Recent advancements in the use of gold-based and magnetic-based nanovectors for delivering genes in melanoma. A The first approach involves the transdermal delivery of plasmid DNAs encoding a microRNA-221 inhibitor gene (Mi221) using AuPT nanoparticles for the treatment of cutaneous melanoma. This method is depicted schematically. The source of this information is credited to Shahbazi et al. in 2016, with permission from the American Chemical Society [133]. B, i The second approach involves the local injection of gene carriers based on magnetic nanoparticles (MNP), followed by external magnetic attraction. This technique ensures efficient and long-term gene delivery. The source of this information is attributed to Borroni et al. in 2017, with permission from Elsevier [134]. B, ii Within the same study by Borroni et al. in 2017, there is also mention of green fluorescent protein (GFP) expression in tumors after in situ injection of lentiviral vectors combined with magnetic nanoparticles (LV-MNPs). This demonstrates the effectiveness of this approach in gene delivery, also with permission from Elsevier [134]
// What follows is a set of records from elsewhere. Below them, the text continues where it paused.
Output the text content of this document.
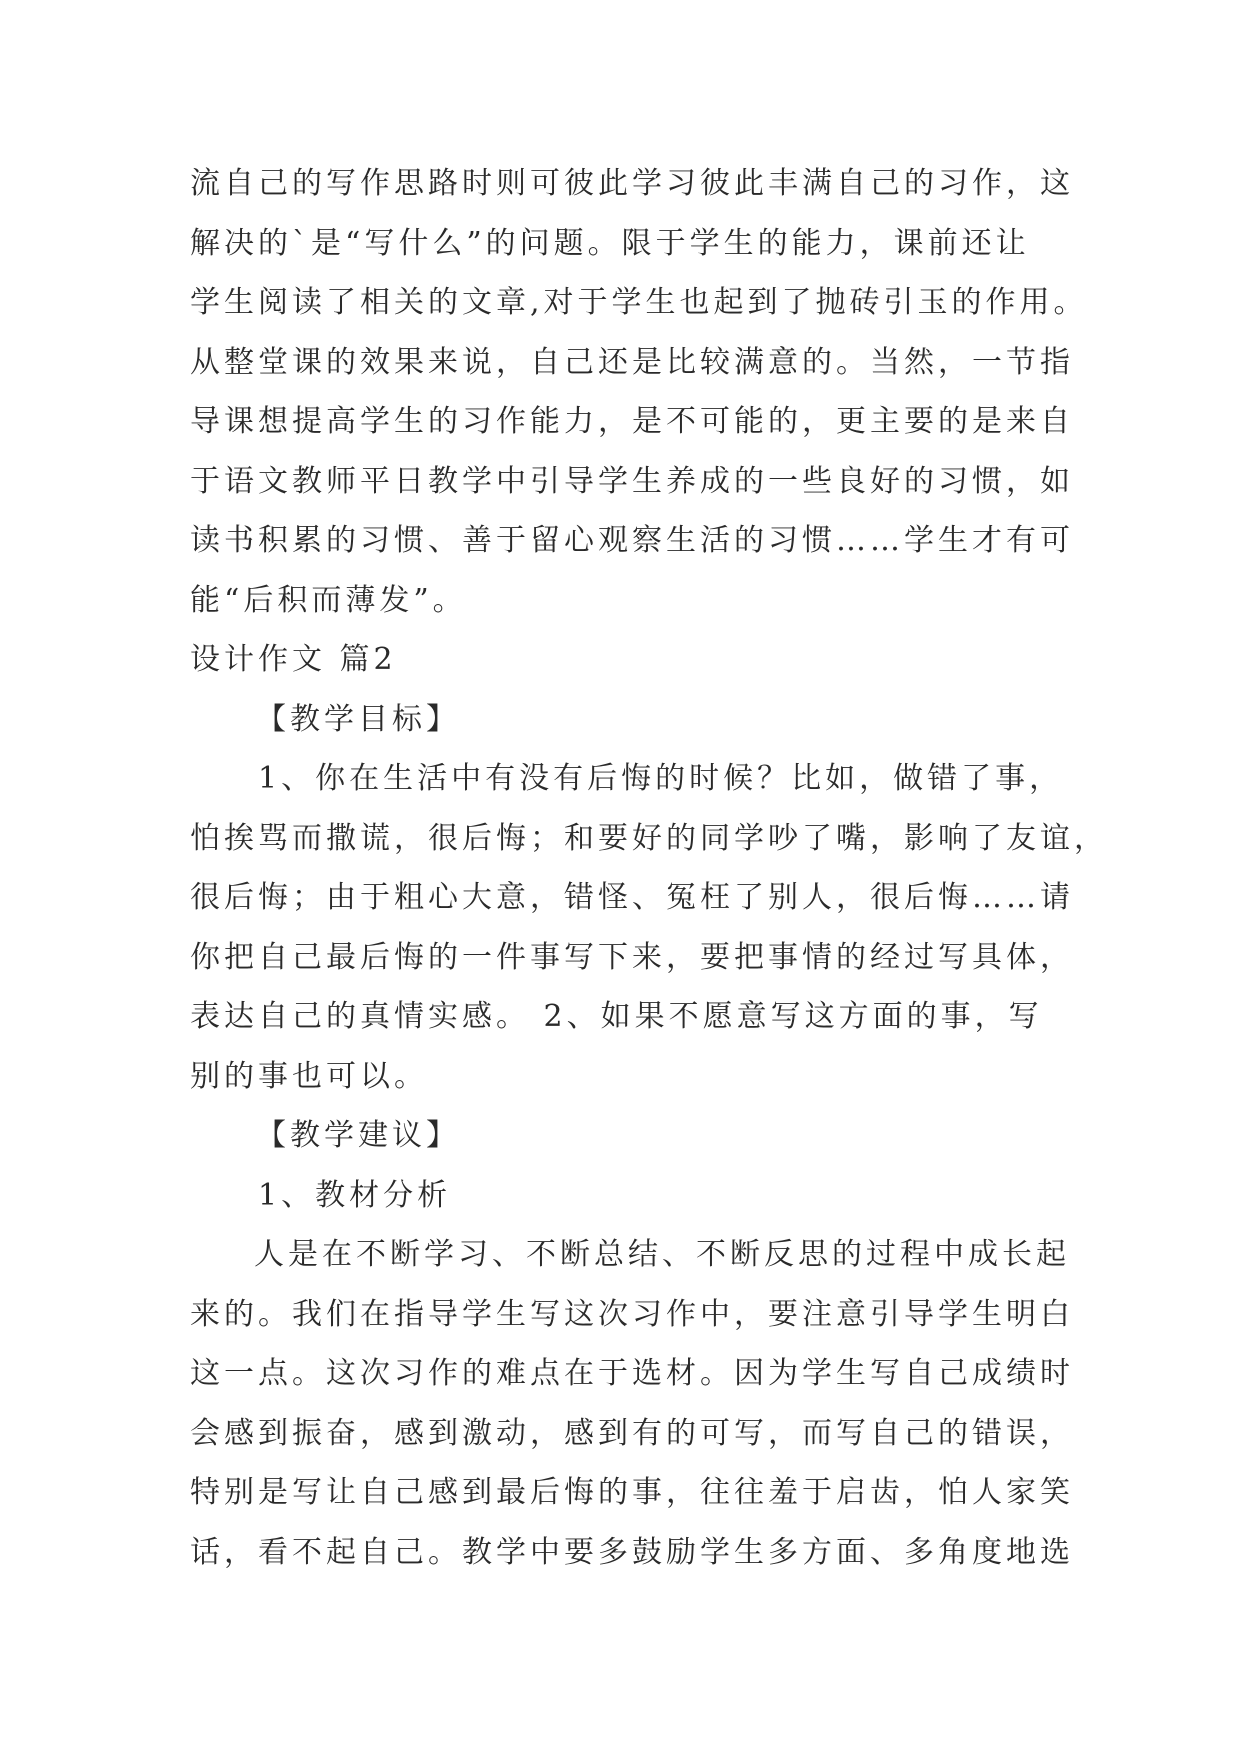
流自己的写作思路时则可彼此学习彼此丰满自己的习作，这
解决的`是“写什么”的问题。限于学生的能力，课前还让
学生阅读了相关的文章,对于学生也起到了抛砖引玉的作用。
从整堂课的效果来说，自己还是比较满意的。当然，一节指
导课想提高学生的习作能力，是不可能的，更主要的是来自
于语文教师平日教学中引导学生养成的一些良好的习惯，如
读书积累的习惯、善于留心观察生活的习惯……学生才有可
能“后积而薄发”。
设计作文 篇2
【教学目标】
1、你在生活中有没有后悔的时候？比如，做错了事，
怕挨骂而撒谎，很后悔；和要好的同学吵了嘴，影响了友谊，
很后悔；由于粗心大意，错怪、冤枉了别人，很后悔……请
你把自己最后悔的一件事写下来，要把事情的经过写具体，
表达自己的真情实感。 2、如果不愿意写这方面的事，写
别的事也可以。
【教学建议】
1、教材分析
人是在不断学习、不断总结、不断反思的过程中成长起
来的。我们在指导学生写这次习作中，要注意引导学生明白
这一点。这次习作的难点在于选材。因为学生写自己成绩时
会感到振奋，感到激动，感到有的可写，而写自己的错误，
特别是写让自己感到最后悔的事，往往羞于启齿，怕人家笑
话，看不起自己。教学中要多鼓励学生多方面、多角度地选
While normal imaging agents offer a more general approach to cancer detection, they often fall short in terms of specificity and precision, especially in lymph node detection [130]. Nanoparticles, with their enhanced targeting capabilities, and quantum dots, with their exceptional sensitivity and specificity, provide more advanced options for the detection of cancer in lymph nodes, greatly improving the accuracy of cancer staging and treatment planning [131, 132].

The size of imaging agents plays a crucial role in determining their effectiveness, particularly in the detection of lymph node metastasis. “Normal” imaging agents typically consist of molecules or small particles ranging from a few nanometers to micrometers in size [133]. These agents are widely used in traditional imaging techniques such as PET, MRI, and CT scans. While they are capable of identifying metabolically active cancer cells, they often lack specificity, making them less effective in accurately targeting cancer cells within the lymph nodes. Their distribution within tissues is relatively straightforward, but the general nature of these imaging agents means they may not offer the precise detection needed for early identification of metastasis in lymph nodes [134].

Nanoparticles, on the other hand, are engineered to be within the nanometer range, typically between 1 and 100 nm. Their smaller size allows for enhanced targeting capabilities and the potential for multifunctionality through surface modifications [134]. For instance, gold nanoparticles are used as contrast agents in CT imaging, providing excellent visibility of cancer cells, while magnetic nanoparticles are effective in enhancing MRI contrast [135]. The ability to modify the surfaces of these nanoparticles means they can be tailored to target specific cancer cells within the lymph nodes, significantly improving their utility in detecting metastasis. This targeted approach allows for more accurate identification and assessment of cancer spread, making nanoparticles a promising tool in lymph node imaging [136].

Quantum dots represent an even more advanced imaging agent, with sizes typically ranging from 2 to 10 nm. These semiconductor nanoparticles have unique optical properties, such as size-tunable fluorescence, which makes them highly sensitive and specific in detecting cancer biomarkers [137]. Their high brightness and stability make them exceptionally well-suited for long-term imaging applications. When conjugated with targeting molecules such as antibodies or peptides, quantum dots can specifically bind to cancer cells, providing precise molecular imaging at the nanoscale. This specificity and sensitivity make them particularly effective for detecting cancer in lymph nodes, offering unparalleled accuracy compared to normal imaging agents and nanoparticles [139].

Recent advancements in nanotechnology have significantly enhanced the specificity and sensitivity of nanoparticles as contrast agents for detecting lymph node metastasis [159]. One approach is the functionalization of nanoparticles with ligands or antibodies that bind to specific tumor markers, improving targeting accuracy [160]. For instance, nanoparticles coated with antibodies against the PDL1 gene can specifically target tumor cells that evade immune detection [161]. Surface modifications with polyethylene glycol (PEG) have improved circulation time and reduced immunogenicity [162]. Dual-modality nanoparticles, combining two different imaging modalities, like PET/MRI, provide comprehensive information about the tumor environment [163]. Advances in genes like RAS, MYC, BCL2, which are involved in cell proliferation, apoptosis, and survival, aid in the development of targeted therapies [164]. Additionally, smart nanoparticles that respond to tumor microenvironment factors like pH or enzymatic activity are being developed, enhancing specificity in detecting metastasis involving genes like CASP8 (involved in apoptosis) and MET (associated with cell scattering and invasion) [165].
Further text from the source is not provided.